Been missing the Digital Switchover? Good news! There is going to be another
I must admit that I have been occasionally called to task to when I posted here on UK Free TV some possible changes to the Freeview transmission frequencies for around 2018. It does rather seem as if this warning was as accurate as it was well intentioned.
The "700" band.
Going back to the May 2012, I introduced Ofcom channel bingo II - introducing the bands.
"These international developments are important because mobile spectrum needs to be used internationally to provide the economies of scale required to ensure a wide availability of devices at reasonable cost." … "EU states to … make the 700 MHz band available for mobile data use by no later than 2022" 
What does this mean for the viewer?
In the end, it should mean more-or-less the same Freeview service for most homes.
One thing is certain, and that is Ofcom "will not seek to ensure the continued delivery of the interim multiplex", so that will be the end of the extra Freeview HD services.
Because there will be a need to provide the same TV services in less broadcast frequencies there may be some knock-on effects. This MAY include moving the COM multiplexes to DVB-T2 transmission, so they will only work with Freeview HD boxes.
The change in frequencies may also need some homes to change their aerials (to wideband, if they don't have them) and very tiny number may need the "4G" filters.
Looking at the Arqiva indicative timescales 
It would seem that switchover events might take place in 2018.
Will this be the last change?
"The report also recommended that the 470 MHz -694 MHz band continue to be reserved for terrestrial broadcasting and PMSE until 2030" so it could be that there will be more changes in the coming decade.

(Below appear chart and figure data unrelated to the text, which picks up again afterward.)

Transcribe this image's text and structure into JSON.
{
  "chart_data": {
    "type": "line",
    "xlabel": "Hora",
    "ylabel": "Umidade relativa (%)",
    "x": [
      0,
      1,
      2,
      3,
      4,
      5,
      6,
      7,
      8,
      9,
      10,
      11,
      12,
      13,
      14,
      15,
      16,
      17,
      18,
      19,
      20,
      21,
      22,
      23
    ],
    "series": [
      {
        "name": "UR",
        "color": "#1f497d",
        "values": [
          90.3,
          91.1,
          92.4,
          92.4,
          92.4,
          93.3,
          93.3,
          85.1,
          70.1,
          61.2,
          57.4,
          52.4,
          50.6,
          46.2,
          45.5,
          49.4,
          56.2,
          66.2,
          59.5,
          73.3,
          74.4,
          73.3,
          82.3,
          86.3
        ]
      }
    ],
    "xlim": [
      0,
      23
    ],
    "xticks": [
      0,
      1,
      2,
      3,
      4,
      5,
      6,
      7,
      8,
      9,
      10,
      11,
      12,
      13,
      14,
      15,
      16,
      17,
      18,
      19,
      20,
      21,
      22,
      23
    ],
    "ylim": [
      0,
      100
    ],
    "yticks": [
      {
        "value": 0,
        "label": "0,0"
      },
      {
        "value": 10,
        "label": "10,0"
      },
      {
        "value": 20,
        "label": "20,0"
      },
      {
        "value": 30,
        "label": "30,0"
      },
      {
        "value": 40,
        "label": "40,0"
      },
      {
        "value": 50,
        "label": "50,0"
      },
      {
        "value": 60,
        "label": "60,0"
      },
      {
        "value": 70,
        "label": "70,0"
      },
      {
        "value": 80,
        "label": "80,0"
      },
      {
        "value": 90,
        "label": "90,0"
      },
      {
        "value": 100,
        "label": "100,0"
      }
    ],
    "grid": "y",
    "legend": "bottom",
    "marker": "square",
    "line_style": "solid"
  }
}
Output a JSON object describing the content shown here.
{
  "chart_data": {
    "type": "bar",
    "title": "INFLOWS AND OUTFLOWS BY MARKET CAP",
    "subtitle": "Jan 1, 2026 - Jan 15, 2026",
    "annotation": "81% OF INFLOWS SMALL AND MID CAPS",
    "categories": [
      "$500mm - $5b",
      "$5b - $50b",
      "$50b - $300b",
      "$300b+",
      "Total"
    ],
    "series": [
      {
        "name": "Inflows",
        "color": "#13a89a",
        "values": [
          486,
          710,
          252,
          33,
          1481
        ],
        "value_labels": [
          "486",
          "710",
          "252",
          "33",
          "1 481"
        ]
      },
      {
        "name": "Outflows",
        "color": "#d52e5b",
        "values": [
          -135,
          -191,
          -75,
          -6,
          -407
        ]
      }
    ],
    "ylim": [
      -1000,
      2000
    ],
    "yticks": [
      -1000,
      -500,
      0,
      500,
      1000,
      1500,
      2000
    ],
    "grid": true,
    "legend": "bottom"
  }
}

What does this mean for the broadcasters?
The following diagram shows how the main Freeview masts operate.
The preferred plan that Ofcom has indicated is the Arqiva "Reduced Scope’ Solution (RSS) plan.
This will mean that some reduction in DTT power output levels will be acceptable whilst the services are moved to the reserve (in the sense of a "backup") outputs. Whilst the reserve is in use the primary systems will be change to operate on the new frequency allocations.
Once the national "clearance event" happens, the backup transmitters will be change to work on the new frequencies. The obvious issue here is that the DTT system will be running without a backup – at least from some masts for some time.
Keeping the backup systems in place would require the provision of up to 21 temporary masts. Given that the whole network of transmitters is still less than a decade old, it might be reasonable to think that the system will operate OK without the backups.